Alna snowmobilers ‘keep the faith’
Alna’s Pam Hull held her 11-week-old golden doodle Ruby in her arms Feb. 4 while talking with fellow Alna Snowmobile Club member Brenda Fifield of Kingfield. A few yards away, members continued filing into the Alna fire station’s kitchen with fare for the night’s potluck.
The gathering of two dozen was bigger than a selectmen’s meeting attracts, and included selectmen David Abbott and Doug Baston, both members of the decades–old club.
Road Commissioner Jeff Verney was there, along with other longtime area residents and newcomers, too.
That’s why Ruthie Stone of Alna joined the club. “I’m new in town and I wanted to get to meet people,” she said.
Fifield joined after her significant other, Greg Hodgkins, got her into snowmobiling.

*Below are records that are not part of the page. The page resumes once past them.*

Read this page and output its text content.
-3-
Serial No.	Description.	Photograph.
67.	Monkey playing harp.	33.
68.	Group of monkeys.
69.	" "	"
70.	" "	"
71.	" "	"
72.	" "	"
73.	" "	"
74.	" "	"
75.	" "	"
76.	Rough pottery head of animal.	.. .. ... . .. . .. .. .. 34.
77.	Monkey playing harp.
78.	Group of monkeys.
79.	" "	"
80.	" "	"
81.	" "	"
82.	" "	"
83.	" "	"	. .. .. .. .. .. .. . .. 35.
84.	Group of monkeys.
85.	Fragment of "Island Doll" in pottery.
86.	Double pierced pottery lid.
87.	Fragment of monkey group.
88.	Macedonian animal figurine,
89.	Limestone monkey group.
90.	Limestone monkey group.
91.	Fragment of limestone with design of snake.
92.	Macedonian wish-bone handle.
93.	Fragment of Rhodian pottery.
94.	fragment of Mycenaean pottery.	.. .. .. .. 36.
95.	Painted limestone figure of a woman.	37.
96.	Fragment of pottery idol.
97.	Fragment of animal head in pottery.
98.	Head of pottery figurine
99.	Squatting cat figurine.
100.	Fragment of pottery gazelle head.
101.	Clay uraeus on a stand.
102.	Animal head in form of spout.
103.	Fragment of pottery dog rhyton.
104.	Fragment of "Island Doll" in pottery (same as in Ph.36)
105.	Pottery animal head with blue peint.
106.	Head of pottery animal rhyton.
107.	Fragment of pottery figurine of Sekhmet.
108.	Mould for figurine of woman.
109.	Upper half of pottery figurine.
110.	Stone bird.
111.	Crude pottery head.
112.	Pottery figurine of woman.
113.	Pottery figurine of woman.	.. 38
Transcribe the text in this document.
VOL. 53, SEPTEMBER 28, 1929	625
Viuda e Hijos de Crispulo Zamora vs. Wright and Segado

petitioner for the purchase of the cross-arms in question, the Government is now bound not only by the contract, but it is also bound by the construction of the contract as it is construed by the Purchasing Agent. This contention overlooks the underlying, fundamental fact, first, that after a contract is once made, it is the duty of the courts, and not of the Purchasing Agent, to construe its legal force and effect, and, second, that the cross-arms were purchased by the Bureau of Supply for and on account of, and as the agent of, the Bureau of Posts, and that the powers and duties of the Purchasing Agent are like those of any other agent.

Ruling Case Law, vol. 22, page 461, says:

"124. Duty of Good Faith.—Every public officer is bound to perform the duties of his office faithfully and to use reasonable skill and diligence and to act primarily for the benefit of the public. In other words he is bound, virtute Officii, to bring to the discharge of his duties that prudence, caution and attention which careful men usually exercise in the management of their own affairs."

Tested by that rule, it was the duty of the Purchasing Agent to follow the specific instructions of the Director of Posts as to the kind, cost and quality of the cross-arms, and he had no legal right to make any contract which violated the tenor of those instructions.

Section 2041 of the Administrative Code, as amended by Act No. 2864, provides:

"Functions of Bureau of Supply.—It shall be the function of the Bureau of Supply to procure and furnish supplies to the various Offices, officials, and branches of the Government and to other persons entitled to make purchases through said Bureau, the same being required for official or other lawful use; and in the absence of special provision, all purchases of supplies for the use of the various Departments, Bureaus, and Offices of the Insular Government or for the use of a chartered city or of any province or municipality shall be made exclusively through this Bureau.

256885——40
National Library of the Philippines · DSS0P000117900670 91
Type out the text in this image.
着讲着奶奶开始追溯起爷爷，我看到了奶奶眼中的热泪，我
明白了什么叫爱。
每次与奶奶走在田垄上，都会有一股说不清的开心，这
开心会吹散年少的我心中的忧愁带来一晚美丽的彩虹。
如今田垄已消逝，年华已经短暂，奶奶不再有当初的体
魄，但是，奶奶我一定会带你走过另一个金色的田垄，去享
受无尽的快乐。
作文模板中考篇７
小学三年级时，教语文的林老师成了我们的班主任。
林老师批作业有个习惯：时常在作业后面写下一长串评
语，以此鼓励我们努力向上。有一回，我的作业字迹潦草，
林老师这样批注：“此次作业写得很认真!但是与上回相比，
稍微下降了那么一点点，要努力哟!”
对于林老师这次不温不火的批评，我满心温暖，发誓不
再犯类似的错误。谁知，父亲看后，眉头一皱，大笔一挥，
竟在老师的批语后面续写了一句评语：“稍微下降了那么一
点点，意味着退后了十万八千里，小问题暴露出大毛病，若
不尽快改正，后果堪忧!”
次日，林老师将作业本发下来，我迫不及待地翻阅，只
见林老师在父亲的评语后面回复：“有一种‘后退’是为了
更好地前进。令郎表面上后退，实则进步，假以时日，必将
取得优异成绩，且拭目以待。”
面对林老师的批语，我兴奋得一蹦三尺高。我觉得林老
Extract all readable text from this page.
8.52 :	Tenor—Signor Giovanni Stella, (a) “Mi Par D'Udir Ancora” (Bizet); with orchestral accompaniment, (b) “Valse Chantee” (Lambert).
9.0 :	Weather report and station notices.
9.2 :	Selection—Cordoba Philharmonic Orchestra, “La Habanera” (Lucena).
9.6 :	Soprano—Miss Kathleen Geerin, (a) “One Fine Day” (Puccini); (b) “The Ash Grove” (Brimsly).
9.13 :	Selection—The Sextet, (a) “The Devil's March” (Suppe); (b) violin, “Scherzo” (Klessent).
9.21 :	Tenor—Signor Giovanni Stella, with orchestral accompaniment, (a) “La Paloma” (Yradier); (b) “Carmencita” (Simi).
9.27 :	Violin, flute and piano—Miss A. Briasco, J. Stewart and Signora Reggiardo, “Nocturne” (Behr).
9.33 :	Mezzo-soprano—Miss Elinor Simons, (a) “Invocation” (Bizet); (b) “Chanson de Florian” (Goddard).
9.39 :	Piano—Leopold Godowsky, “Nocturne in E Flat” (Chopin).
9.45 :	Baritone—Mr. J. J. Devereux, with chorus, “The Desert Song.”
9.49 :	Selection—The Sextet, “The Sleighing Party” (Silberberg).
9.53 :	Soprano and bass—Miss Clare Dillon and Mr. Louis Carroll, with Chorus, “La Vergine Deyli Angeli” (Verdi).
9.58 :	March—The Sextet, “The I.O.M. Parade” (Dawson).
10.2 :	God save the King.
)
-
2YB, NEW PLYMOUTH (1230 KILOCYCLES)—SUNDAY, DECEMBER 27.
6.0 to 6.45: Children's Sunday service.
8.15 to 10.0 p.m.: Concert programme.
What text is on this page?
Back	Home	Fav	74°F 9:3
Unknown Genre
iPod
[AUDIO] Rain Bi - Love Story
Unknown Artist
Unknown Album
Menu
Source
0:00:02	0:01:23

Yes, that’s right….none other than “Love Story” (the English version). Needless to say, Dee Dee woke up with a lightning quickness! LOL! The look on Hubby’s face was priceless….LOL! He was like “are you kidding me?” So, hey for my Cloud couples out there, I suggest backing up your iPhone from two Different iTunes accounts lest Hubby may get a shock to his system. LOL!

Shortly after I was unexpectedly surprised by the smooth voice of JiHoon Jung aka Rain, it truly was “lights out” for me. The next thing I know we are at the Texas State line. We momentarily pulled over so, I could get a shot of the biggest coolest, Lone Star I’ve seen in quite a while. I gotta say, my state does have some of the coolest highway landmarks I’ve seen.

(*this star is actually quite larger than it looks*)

But the club is about more than grooming and riding the approximately 42 miles of trails that members have access to.
Asked what she likes about the club, Fifield said, “I think it’s meeting new people and getting together and having a nice dinner.” Thursday night’s included mashed potatoes, pasta and dishes, bread, biscuits, cider, cupcakes and other desserts.
Most members live in Alna or neighboring towns including Wiscasset, Newcastle, Damariscotta and Whitefield.
The club won a Spirit of America award for its volunteer work. Members help at an annual Halloween event, take part in parades and, a few years ago, cleaned up an expansive illegal dump of tires and other debris off Alna’s Rabbit Path Road.
Membership stands at 59, a large number for a local snowmobile club, leaders said. It tends to fluctuate with each year’s snow levels. Last year, 74 people belonged. Yearly dues are $28 for a family. About half goes to the Maine Snowmobile Association.
As for this winter’s scarce snow by February, President Jay Verney said, “Everybody’s still enthused. We’ve just got to keep the faith that maybe next winter will be better.”
Like other clubs, Alna’s depends on landowners letting them onto their properties. “They do a good job on the trails, and I just like to support them,” landowner Frank Boudin said.
Aside from their time working on and enjoying the trails, members meet monthly from fall to spring, at 6:30 p.m. the first Thursday of the month at the fire station on Route 218. Every other meeting features the potluck. The public is welcome, as it is for the annual sledding party. This year’s is Sunday, Feb. 21, from 11 a.m to 3 p.m. at Jeff Verney’s house on West Alna Road. Anyone can come sledding; helmets are suggested, Jay Verney said.
He told members at the business meeting that the club had gotten a $4,350 grant from the state. The money comes from the snowmobile division of the Maine Department of Agriculture, Conservation and forestry’s Bureau of Parks and Lands, for hours a club puts into trail work. The Alna club puts in two or three times the hours needed for the grant, leaders said.
The meeting also touched on plans to buy caution and stop signs and trail markers; and members’ recent attendance of the Wiscasset Sno-Goers’ open house. “They actually had good hot dogs this year,” Jay Verney said.
Laughter was everywhere inside the meeting room Thursday night as people arrived, set up, mingled, and ate, and even while business was under way.
“Everybody do their snow dance, and maybe we can get a couple weeks of snowmobiling in,” Jay Verney said in closing the meeting.
Several inches of snow fell the next day.